Objective: By conducting a review of clinical outcomes for patients with aneurysms treated using current microneurosurgical techniques and intensive care unit management, we determined that grading systems based only on the clinical condition of the patient failed to produce a significant stratification of outcome between individual grades of patients. We hypothesized that outcome prediction for patients surgically treated for intracranial aneurysms could be improved by including factors other than clinical condition that were also strongly associated with outcome.
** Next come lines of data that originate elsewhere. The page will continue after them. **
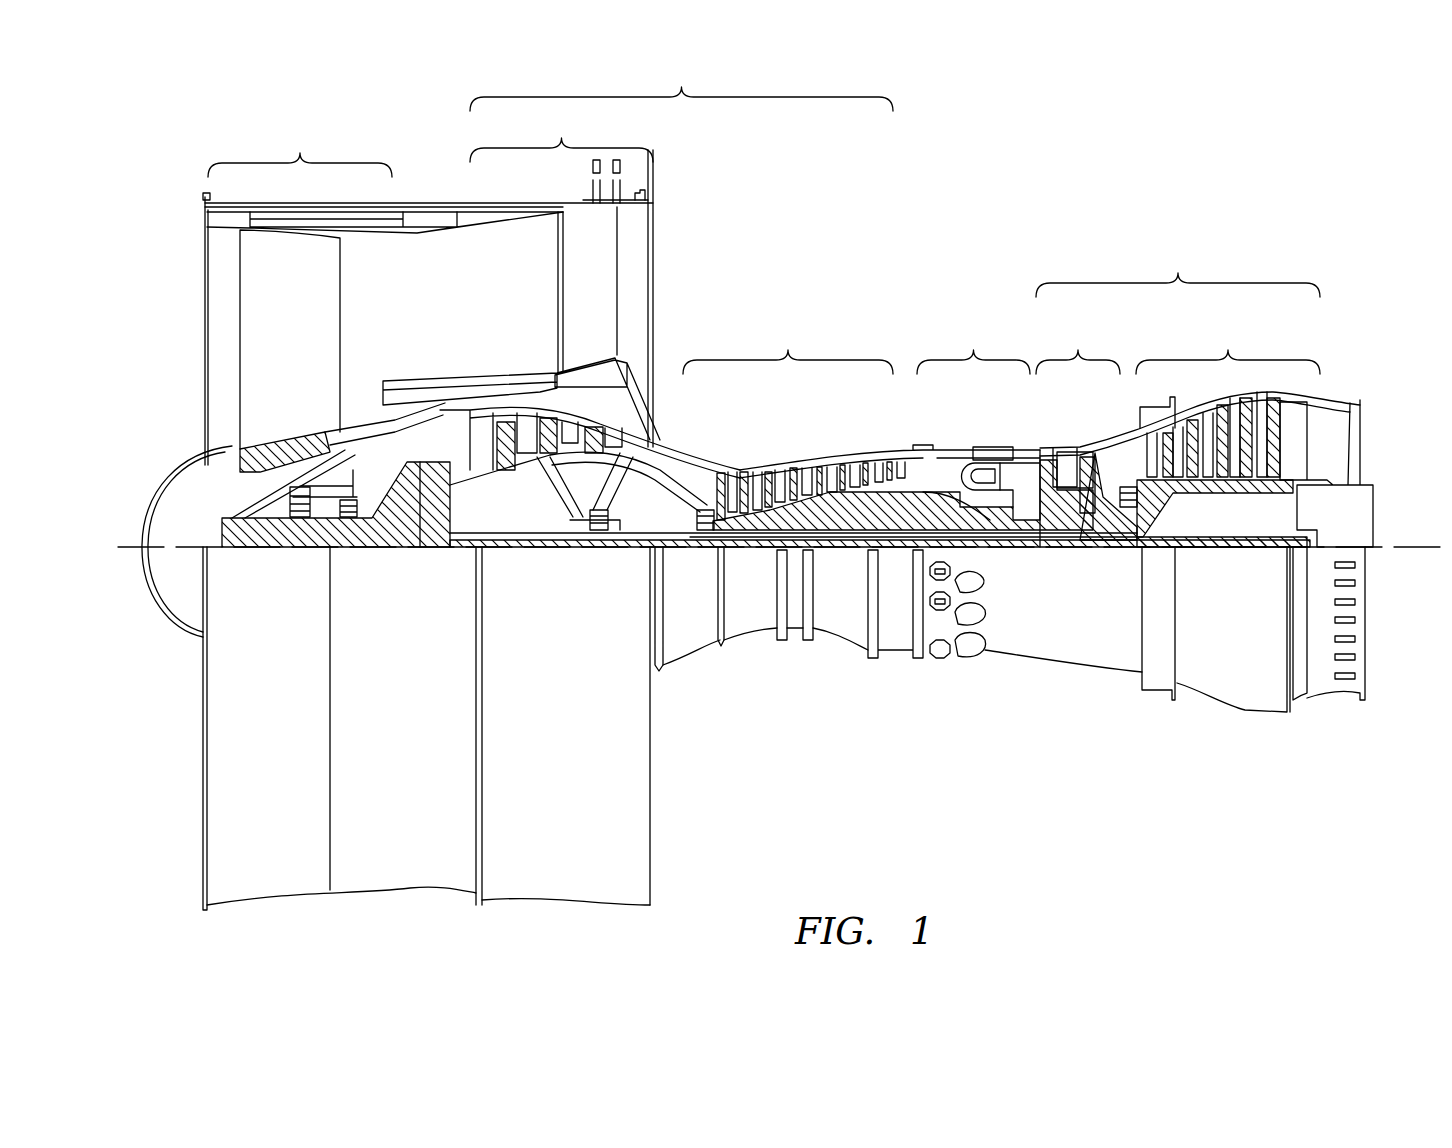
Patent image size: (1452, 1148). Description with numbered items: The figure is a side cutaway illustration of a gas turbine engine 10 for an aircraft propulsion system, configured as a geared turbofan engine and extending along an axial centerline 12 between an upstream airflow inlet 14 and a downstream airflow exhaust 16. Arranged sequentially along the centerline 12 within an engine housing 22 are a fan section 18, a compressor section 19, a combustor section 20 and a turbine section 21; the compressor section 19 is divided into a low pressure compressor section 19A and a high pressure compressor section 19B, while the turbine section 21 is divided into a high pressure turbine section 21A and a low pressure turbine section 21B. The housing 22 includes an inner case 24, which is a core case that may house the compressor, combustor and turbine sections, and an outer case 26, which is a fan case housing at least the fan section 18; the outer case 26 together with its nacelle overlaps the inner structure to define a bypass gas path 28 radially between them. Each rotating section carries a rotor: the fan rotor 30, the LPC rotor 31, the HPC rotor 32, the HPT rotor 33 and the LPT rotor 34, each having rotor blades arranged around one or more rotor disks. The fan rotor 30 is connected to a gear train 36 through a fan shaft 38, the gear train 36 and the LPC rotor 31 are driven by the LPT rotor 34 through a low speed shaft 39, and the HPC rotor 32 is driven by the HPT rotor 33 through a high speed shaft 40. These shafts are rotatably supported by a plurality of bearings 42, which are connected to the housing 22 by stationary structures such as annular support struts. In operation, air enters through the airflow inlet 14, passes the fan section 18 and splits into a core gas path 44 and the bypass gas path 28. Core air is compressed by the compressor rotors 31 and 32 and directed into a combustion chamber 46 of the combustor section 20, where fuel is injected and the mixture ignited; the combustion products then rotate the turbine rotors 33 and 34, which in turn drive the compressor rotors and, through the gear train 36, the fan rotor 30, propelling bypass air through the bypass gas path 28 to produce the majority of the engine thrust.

The gas turbine engine 10 is at (170, 182).
The axial centerline 12 is at (1442, 546).
The airflow inlet 14 is at (204, 284).
The airflow exhaust 16 is at (1365, 428).
The fan section 18 is at (300, 283).
The compressor section 19 is at (681, 83).
The low pressure compressor (LPC) section 19A is at (590, 294).
The high pressure compressor (HPC) section 19B is at (861, 417).
The combustor section 20 is at (1005, 432).
The turbine section 21 is at (1198, 345).
The high pressure turbine (HPT) section 21A is at (1109, 397).
The low pressure turbine (LPT) section 21B is at (1228, 397).
The engine housing 22 is at (670, 665).
The inner case 24 is at (895, 652).
The outer case 26 is at (576, 905).
The bypass gas path 28 is at (482, 302).
The fan rotor 30 is at (216, 462).
The LPC rotor 31 is at (548, 490).
The HPC rotor 32 is at (838, 510).
The HPT rotor 33 is at (1068, 530).
The LPT rotor 34 is at (1227, 488).
The gear train 36 is at (428, 548).
The fan shaft 38 is at (277, 548).
The low speed shaft 39 is at (1240, 548).
The high speed shaft 40 is at (990, 530).
The bearings 42 is at (340, 520).
The core gas path 44 is at (676, 468).
The combustion chamber 46 is at (988, 468).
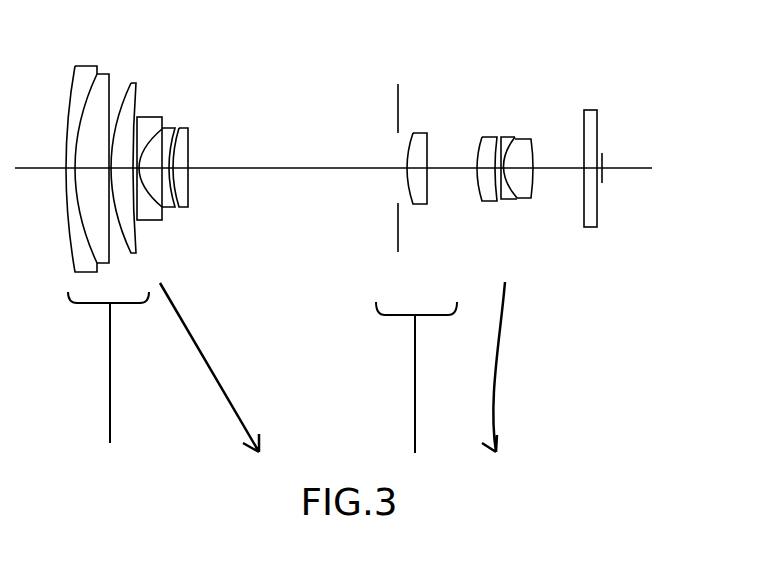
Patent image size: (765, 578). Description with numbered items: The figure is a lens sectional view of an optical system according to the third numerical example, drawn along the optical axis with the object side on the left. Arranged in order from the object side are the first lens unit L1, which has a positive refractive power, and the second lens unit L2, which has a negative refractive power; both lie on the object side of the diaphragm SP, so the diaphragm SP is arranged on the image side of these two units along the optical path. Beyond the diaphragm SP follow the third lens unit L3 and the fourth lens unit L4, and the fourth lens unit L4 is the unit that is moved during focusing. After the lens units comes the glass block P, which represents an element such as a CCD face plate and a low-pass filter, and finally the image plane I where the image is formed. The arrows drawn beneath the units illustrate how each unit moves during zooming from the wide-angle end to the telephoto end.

The first lens unit L1 is at (129, 55).
The second lens unit L2 is at (186, 55).
The third lens unit L3 is at (397, 55).
The fourth lens unit L4 is at (479, 55).
The diaphragm SP is at (398, 184).
The glass block P is at (597, 55).
The image plane I is at (603, 163).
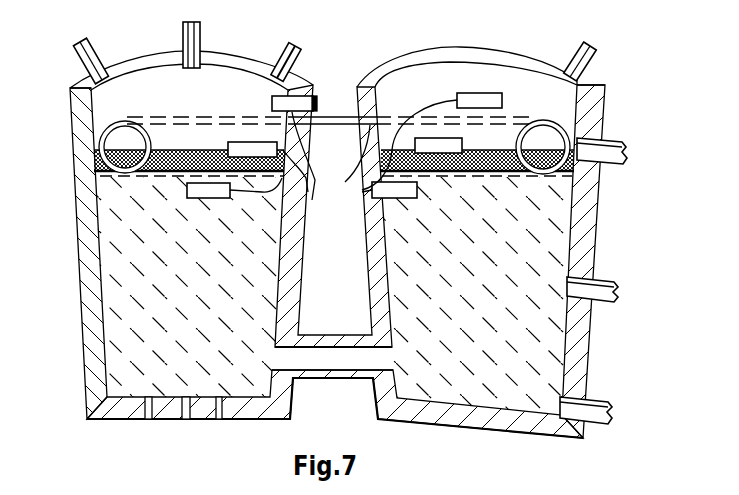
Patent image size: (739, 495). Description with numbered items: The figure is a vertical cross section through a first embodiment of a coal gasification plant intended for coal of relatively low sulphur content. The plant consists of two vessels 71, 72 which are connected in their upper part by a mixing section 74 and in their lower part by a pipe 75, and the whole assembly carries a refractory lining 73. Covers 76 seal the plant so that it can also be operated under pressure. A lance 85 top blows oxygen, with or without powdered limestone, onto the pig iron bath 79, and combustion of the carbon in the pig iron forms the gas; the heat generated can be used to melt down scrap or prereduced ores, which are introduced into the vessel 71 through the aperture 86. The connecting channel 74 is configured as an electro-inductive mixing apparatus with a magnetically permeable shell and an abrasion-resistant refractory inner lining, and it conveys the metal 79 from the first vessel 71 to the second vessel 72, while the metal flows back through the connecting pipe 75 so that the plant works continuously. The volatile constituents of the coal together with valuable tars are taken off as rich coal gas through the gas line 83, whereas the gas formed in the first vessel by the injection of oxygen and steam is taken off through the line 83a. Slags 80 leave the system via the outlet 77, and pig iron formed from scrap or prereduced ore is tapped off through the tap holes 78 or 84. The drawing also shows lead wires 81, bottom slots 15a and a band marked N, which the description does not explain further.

The slots in bottom wall 15a is at (219, 420).
The vessel 71 is at (220, 77).
The vessel 72 is at (480, 75).
The refractory lining 73 is at (93, 332).
The mixing section 74 is at (110, 142).
The pipe 75 is at (352, 360).
The cover 76 is at (133, 62).
The outlet 77 is at (618, 138).
The tap hole 78 is at (610, 278).
The pig iron bath 79 is at (110, 252).
The slags 80 is at (285, 170).
The lead wires 81 is at (364, 192).
The gas line 83 is at (575, 50).
The gas line 83a is at (292, 45).
The tap hole 84 is at (597, 410).
The lance 85 is at (200, 32).
The aperture 86 is at (90, 50).
The magnetic band N is at (93, 173).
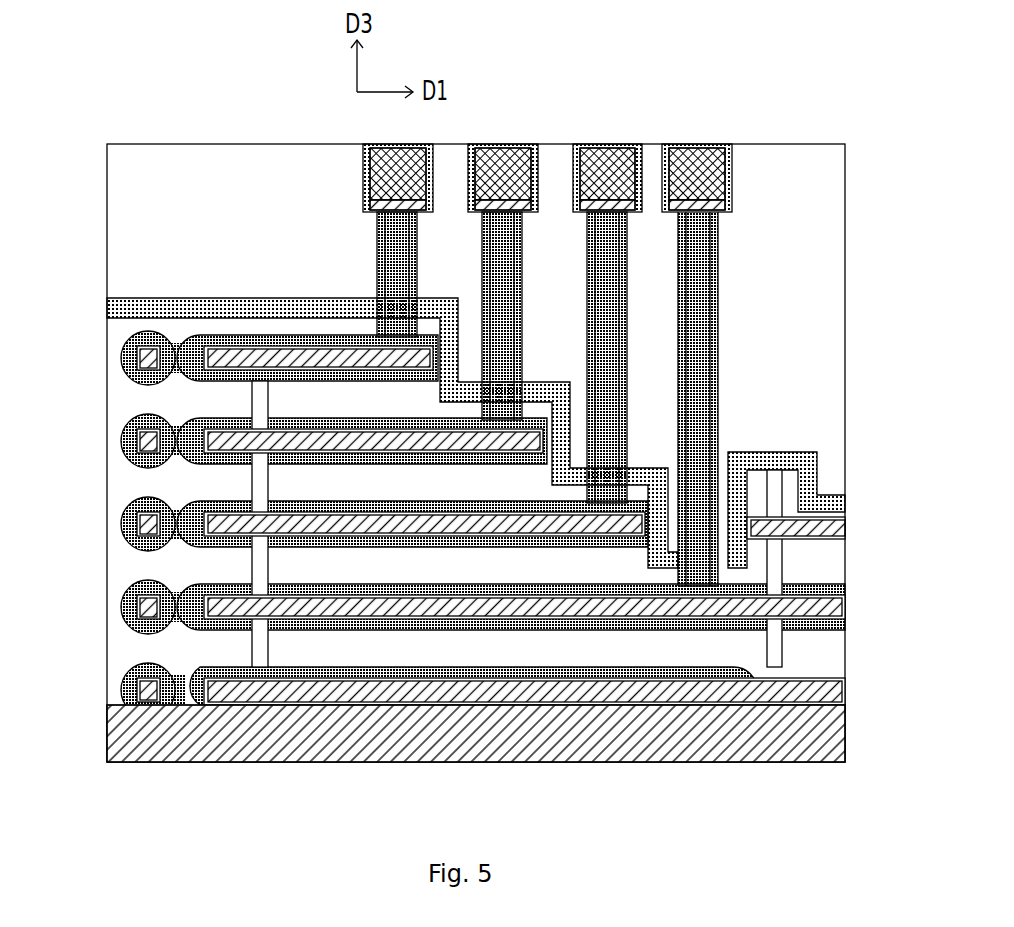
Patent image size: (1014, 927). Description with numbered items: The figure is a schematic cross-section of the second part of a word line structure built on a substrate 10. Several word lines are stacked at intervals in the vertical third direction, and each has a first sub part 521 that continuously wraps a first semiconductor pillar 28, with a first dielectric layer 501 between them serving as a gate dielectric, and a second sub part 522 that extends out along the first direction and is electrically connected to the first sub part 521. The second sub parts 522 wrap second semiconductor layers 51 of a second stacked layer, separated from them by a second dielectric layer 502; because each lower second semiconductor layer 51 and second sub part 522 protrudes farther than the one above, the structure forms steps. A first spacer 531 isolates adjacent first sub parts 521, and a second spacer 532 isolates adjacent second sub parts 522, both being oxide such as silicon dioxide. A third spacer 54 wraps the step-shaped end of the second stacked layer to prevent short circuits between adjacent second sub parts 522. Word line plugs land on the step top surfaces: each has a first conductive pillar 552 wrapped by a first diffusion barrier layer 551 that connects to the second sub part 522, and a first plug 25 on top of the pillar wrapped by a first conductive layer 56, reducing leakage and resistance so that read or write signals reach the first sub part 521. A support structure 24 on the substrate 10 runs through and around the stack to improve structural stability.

The substrate 10 is at (803, 745).
The support structure 24 is at (248, 645).
The first plug 25 is at (690, 162).
The first semiconductor pillar 28 is at (153, 438).
The second semiconductor layer 51 is at (322, 360).
The third spacer 54 is at (135, 300).
The first conductive layer 56 is at (733, 175).
The first dielectric layer 501 is at (133, 383).
The second dielectric layer 502 is at (198, 340).
The first sub part 521 is at (120, 355).
The second sub part 522 is at (252, 337).
The first spacer 531 is at (135, 565).
The second spacer 532 is at (363, 572).
The first diffusion barrier layer 551 is at (715, 443).
The first conductive pillar 552 is at (715, 390).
Methods: To identify potential factors for inclusion in a risk prediction tool, we conducted a multivariate logistic regression analysis of patient- and lesion-specific factors suspected to be associated with outcome in a series of 434 aneurysm operations. Factors that were strongly associated with outcome were used to develop a comprehensive grading system. In the system, 1 point is assigned for Hunt and Hess Grade IV or V, Fisher Scale score of 3 or 4, aneurysm size greater than 10 mm, patient age older than 50 years, and if the lesion is a giant (> or =25 mm) posterior circulation lesion. By adding the total points, a 5-point grading system (Grades 0-5) is obtained.
Results: Age of patient, size of aneurysm, severity of subarachnoid hemorrhage (Fisher Scale evaluation of density of blood present as revealed by computed tomography), and clinical condition (Hunt and Hess grade) were each independently and strongly (relative risk, >4) associated with long-term outcome. In addition, there was a trend for increased risk with larger (>25 mm) posterior circulation lesions. When applied to the study population, individual grades on the new grading scale correlated well with actual outcome. In a prospective assessment of the system as applied to an additional 72 operations with at least 1 year of follow-up, the correlation of individual grades and outcome was strong and validated the retrospective findings.
Conclusion: This new grading system is easy to apply, separates patients into groups with markedly different outcomes, and is comprehensive, allowing for more accurate prediction of surgical outcome for both unruptured and ruptured cerebral aneurysms.